108 abonnés 922 critiques Suivre son activité

3,0
Publiée le 10 juin 2019
Réalisé en 1929, Chantage est le premier film parlant d’Alfred Hitchcock. Un film parlant donc mais qui se voit composé essentiellement de séquences appartenant à un cinéma muet encore récent à l’époque. Ici, la technique du cinéma parlant est encore balbutiante. Les dialogues et bruitages non entendus en sont autant de témoins.
Cet aspect parlant est l’une des rares caractéristiques notables de Chantage. Le scénario imaginé par le cinéaste est des plus classiques et traine un peu en longueur. Point de salut non plus dans les personnages mis en scène. Tous partagent une même fadeur plutôt rédhibitoire à tout attachement.
Housecoat
Housecoat

139 abonnés 393 critiques Suivre son activité

4,0
Publiée le 6 janvier 2019
Quoi de moins étonnant qu'Alfred Hitchcock réalisant le premier film parlant de Grande-Bretagne ? Alfred Hitchcock réalisant une énième oeuvre révolutionnaire. Le maître du suspense a parfaitement conscience du potentiel que le son est capable d'apporter dans son medium et va s'en servir d'une façon complètement expérimentale.
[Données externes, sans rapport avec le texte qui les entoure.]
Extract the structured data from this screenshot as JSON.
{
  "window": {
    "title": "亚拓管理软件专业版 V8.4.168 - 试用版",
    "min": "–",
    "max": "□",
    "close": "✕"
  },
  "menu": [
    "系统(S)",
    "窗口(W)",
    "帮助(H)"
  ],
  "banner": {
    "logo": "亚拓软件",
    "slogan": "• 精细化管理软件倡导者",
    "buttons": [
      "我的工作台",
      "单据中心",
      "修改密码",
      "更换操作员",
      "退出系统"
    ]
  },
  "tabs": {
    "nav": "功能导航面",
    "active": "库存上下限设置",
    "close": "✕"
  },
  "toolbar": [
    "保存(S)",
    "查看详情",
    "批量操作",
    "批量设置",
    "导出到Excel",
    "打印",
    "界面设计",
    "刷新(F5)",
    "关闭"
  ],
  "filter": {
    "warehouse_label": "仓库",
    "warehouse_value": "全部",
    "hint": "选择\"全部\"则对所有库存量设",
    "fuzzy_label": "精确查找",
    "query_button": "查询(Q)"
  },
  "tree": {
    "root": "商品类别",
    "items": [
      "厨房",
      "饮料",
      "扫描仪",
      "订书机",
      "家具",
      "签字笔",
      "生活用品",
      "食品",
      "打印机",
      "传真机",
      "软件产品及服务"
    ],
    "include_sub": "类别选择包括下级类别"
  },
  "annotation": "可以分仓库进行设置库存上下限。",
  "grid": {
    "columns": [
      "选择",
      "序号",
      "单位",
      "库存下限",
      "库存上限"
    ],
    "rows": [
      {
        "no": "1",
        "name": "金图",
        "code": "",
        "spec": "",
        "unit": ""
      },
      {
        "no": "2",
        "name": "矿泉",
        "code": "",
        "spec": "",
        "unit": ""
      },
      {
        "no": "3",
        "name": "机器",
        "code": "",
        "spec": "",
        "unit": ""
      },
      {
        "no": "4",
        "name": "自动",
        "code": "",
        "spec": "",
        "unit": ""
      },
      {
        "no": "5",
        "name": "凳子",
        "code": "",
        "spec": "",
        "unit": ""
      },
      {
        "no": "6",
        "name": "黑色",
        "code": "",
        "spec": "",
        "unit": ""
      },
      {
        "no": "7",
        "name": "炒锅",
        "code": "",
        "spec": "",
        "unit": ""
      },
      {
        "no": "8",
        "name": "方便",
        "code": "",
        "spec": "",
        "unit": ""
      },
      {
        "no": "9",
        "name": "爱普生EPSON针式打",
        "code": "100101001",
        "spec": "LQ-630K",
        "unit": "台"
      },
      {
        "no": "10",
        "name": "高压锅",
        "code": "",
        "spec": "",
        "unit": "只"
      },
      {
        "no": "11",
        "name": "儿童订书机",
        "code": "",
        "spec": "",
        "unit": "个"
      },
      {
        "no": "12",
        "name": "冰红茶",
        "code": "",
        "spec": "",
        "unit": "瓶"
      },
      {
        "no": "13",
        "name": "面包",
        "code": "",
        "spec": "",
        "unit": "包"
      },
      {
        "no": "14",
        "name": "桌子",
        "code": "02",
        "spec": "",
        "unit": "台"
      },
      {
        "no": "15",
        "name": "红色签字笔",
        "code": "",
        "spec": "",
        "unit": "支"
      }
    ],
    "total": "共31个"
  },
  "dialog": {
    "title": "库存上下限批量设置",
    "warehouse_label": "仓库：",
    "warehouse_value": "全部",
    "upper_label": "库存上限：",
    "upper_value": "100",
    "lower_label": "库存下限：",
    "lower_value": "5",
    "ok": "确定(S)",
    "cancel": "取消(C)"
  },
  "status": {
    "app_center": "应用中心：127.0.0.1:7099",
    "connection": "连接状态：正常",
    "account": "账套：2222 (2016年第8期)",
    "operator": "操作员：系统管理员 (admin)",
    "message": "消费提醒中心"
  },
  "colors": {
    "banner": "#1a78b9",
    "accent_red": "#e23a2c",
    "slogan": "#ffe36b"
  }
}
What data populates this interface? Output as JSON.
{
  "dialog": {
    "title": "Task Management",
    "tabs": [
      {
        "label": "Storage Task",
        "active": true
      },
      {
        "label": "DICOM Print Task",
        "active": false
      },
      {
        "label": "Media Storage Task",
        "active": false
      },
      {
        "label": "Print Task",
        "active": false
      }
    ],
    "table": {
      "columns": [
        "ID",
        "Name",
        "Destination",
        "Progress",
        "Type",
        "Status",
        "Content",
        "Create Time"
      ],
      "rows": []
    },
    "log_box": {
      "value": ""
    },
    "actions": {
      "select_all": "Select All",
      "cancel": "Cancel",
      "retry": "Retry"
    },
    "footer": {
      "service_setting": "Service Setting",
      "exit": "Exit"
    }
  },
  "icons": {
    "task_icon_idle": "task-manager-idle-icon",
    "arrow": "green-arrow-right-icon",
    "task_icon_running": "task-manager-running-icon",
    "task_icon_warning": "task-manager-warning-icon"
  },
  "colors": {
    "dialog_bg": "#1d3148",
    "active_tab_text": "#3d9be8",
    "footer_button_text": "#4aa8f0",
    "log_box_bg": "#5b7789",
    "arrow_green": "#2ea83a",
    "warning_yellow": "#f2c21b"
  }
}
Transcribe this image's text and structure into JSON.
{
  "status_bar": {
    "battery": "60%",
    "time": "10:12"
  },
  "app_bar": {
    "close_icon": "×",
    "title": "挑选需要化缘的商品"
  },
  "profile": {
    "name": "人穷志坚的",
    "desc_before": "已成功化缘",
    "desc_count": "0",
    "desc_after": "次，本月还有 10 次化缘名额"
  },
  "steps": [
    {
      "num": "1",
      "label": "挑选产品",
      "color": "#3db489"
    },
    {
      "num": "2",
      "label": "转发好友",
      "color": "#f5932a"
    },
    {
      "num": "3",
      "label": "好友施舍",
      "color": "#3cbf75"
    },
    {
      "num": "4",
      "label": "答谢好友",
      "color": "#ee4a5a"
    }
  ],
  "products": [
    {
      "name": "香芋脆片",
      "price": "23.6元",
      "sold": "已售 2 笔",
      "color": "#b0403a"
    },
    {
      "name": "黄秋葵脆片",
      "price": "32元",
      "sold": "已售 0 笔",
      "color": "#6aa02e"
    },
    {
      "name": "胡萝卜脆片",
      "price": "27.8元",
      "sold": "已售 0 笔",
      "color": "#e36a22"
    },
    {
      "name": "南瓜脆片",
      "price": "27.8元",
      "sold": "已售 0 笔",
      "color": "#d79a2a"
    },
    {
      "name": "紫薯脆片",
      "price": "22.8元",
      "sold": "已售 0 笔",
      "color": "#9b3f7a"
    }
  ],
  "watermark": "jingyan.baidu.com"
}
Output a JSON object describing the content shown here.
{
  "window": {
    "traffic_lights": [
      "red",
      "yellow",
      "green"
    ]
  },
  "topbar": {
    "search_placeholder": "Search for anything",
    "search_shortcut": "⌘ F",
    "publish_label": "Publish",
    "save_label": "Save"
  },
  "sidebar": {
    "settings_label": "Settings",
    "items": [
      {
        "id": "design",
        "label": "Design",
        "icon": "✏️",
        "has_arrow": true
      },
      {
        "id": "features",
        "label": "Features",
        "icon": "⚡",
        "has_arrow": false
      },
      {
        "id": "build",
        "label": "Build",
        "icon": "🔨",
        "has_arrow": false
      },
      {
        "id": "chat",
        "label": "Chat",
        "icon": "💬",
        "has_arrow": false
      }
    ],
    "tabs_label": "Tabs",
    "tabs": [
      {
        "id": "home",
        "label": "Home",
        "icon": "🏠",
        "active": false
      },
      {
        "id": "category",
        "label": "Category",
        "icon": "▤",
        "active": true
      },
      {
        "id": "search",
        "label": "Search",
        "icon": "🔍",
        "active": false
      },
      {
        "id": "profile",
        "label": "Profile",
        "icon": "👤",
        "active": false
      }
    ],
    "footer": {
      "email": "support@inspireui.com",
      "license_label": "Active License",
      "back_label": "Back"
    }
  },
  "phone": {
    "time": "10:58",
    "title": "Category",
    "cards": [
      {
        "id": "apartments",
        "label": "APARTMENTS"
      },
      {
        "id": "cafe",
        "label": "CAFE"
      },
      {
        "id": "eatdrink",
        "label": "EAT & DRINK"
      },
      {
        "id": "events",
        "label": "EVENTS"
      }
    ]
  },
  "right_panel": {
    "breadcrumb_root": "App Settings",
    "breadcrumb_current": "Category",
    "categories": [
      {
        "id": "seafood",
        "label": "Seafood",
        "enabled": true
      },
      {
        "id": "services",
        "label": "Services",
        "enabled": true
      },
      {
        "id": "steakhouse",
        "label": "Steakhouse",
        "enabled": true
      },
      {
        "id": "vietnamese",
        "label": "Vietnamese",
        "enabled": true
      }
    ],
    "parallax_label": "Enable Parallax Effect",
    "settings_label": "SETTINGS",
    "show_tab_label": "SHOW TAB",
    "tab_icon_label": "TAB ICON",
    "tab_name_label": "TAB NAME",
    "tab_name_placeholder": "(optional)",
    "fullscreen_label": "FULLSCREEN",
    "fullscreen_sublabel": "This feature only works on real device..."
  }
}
Passée une introduction où il fait un dernier adieu au muet, Hitchcock surprendra en restant tout de même économe en dialogues et en quantité de plans pour ne faire dire à ses personnages que le nécessaire, le silence n'en devient que plus expressif et l'attention est portée sur la moindre sonorité. Une simple chanson, un simple mot répété, un bête chant d'oiseau devient source d'effroi et de tourments. L'image est autant expressive et visionnaire. Les deux outils sont employés en osmose et surprennent chacun par leurs spécificités pour nous faire entrer dans la tête du coupable (plans superposés pour faire passer le temps, la symbolique de la main qui se répète, le couteau, la cloche d'entrée). La culpabilité et l'amour gagnent en intensité tant les moyens pour les exprimer ont été si admirablement utilisés, l'enfermement de la situation que plus maladive et oppressante et malgré tout, on ignore ce que l'on doit ressentir à la fin tant son issue est moralement bipolaire. Seul véritable chipotage, le caméo le plus facilement repérable du Maître à ce jour. Un grand film à voir de toute urgence qui mêle organiquement histoire interprétée et techniques.